Em meados do século XV, no processo de colonização, negros eram escravizados, devido a valorização e hegemonia das características do povo europeu, em que estes não eram considerados gente e sim objeto. Nesse ínterim, surge o racismo estrutural, discriminação/preconceito que se repete na sociedade, são naturalizados e enraizados, sendo vistos como correto.
Em primeira análise, após o processo abolicionista, os negros foram libertos, mas não houve preocupação em inseri-los na educação e no mercado de trabalho, gerando um sistema de marginalização que permanece até hoje. Nesse contexto, o sociólogo Karl Marx afirma: “As ideias da classe dominante são, em todas as épocas, as ideias dominantes, isto é, a classe que é a força material dominante da sociedade é, ao mesmo tempo, sua força intelectual dominante” constatando que o poder de dominação é que dá origem a essas desigualdades.

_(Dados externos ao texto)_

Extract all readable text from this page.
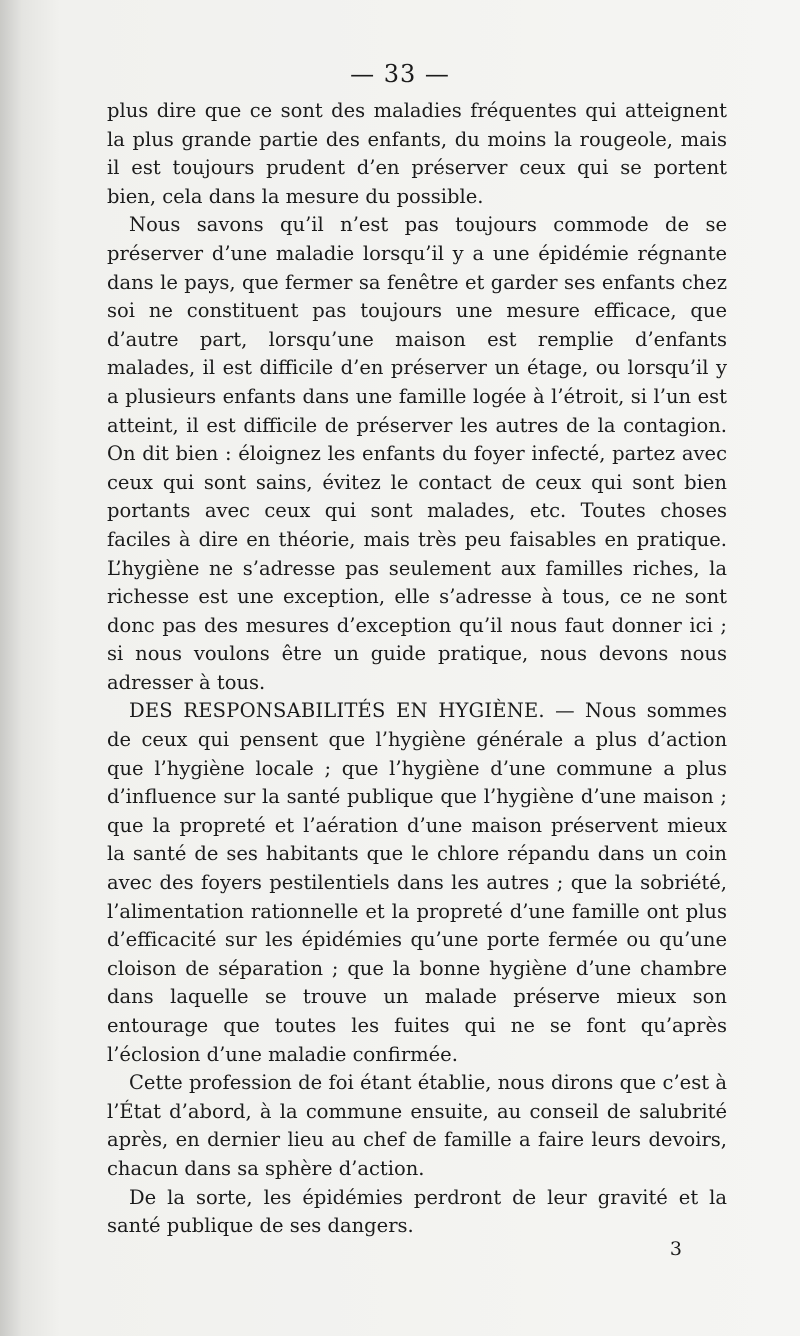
— 33 —

plus dire que ce sont des maladies fréquentes qui atteignent la plus grande partie des enfants, du moins la rougeole, mais il est toujours prudent d’en préserver ceux qui se portent bien, cela dans la mesure du possible.

Nous savons qu’il n’est pas toujours commode de se préserver d’une maladie lorsqu’il y a une épidémie régnante dans le pays, que fermer sa fenêtre et garder ses enfants chez soi ne constituent pas toujours une mesure efficace, que d’autre part, lorsqu’une maison est remplie d’enfants malades, il est difficile d’en préserver un étage, ou lorsqu’il y a plusieurs enfants dans une famille logée à l’étroit, si l’un est atteint, il est difficile de préserver les autres de la contagion. On dit bien : éloignez les enfants du foyer infecté, partez avec ceux qui sont sains, évitez le contact de ceux qui sont bien portants avec ceux qui sont malades, etc. Toutes choses faciles à dire en théorie, mais très peu faisables en pratique. L’hygiène ne s’adresse pas seulement aux familles riches, la richesse est une exception, elle s’adresse à tous, ce ne sont donc pas des mesures d’exception qu’il nous faut donner ici ; si nous voulons être un guide pratique, nous devons nous adresser à tous.

DES RESPONSABILITÉS EN HYGIÈNE. — Nous sommes de ceux qui pensent que l’hygiène générale a plus d’action que l’hygiène locale ; que l’hygiène d’une commune a plus d’influence sur la santé publique que l’hygiène d’une maison ; que la propreté et l’aération d’une maison préservent mieux la santé de ses habitants que le chlore répandu dans un coin avec des foyers pestilentiels dans les autres ; que la sobriété, l’alimentation rationnelle et la propreté d’une famille ont plus d’efficacité sur les épidémies qu’une porte fermée ou qu’une cloison de séparation ; que la bonne hygiène d’une chambre dans laquelle se trouve un malade préserve mieux son entourage que toutes les fuites qui ne se font qu’après l’éclosion d’une maladie confirmée.

Cette profession de foi étant établie, nous dirons que c’est à l’État d’abord, à la commune ensuite, au conseil de salubrité après, en dernier lieu au chef de famille a faire leurs devoirs, chacun dans sa sphère d’action.

De la sorte, les épidémies perdront de leur gravité et la santé publique de ses dangers.

3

No mercado de trabalho, a perspectiva de crescimento de um negro é menor do que a de um branco. A estereotipização da mídia em relação aos personagens afrodescendentes, que estão, na maioria das vezes, ocupando papéis de bandidos, favelados, domésticas e etc. Esse fato demonstra bem o racismo no Brasil, apresentado pelas menores oportunidades que os negros possuem em relação aos brancos, isso em todos os setores, como educação, segurança e saúde. De acordo a pesquisa do Grupo de Estudos Multidisciplinares da Ação Afirmativa do Instituto de Estudos Sociais e Políticos da Universidade do Estado do Rio de Janeiro (GEMAA-IESP-UERJ), sobre o cinema brasileiro nos quesitos raça e gênero, onde foram analisados os lançamentos de maior bilheteria entre os anos de 2002 e 2014, a função de direção é ocupada por 84% de homens brancos, a função de roteirista é ocupada por 69% de homens brancos, e na atuação, há um universo de 45% de atores brancos, sendo somado outros 35% de mulheres brancas, restando nestas funções 15% de homens negros e 5% mulheres negras. Segundo dados da pesquisa, as mulheres negras estão totalmente ausentes nas funções de direção e roteirização e possuem baixa representatividade no elenco principal dos filmes (5%), não tendo protagonizado nenhuma obra de grande bilheteria nos anos de 2002, 2008 e 2013. Os dados notabilizam o problema da questão racial no Brasil, porquanto, se as mulheres brancas têm participação desigual em relação aos homens brancos por causa do gênero, muito mais expressivo é esse número quanto às mulheres negras, que sofrem dupla discriminação, de gênero e cor.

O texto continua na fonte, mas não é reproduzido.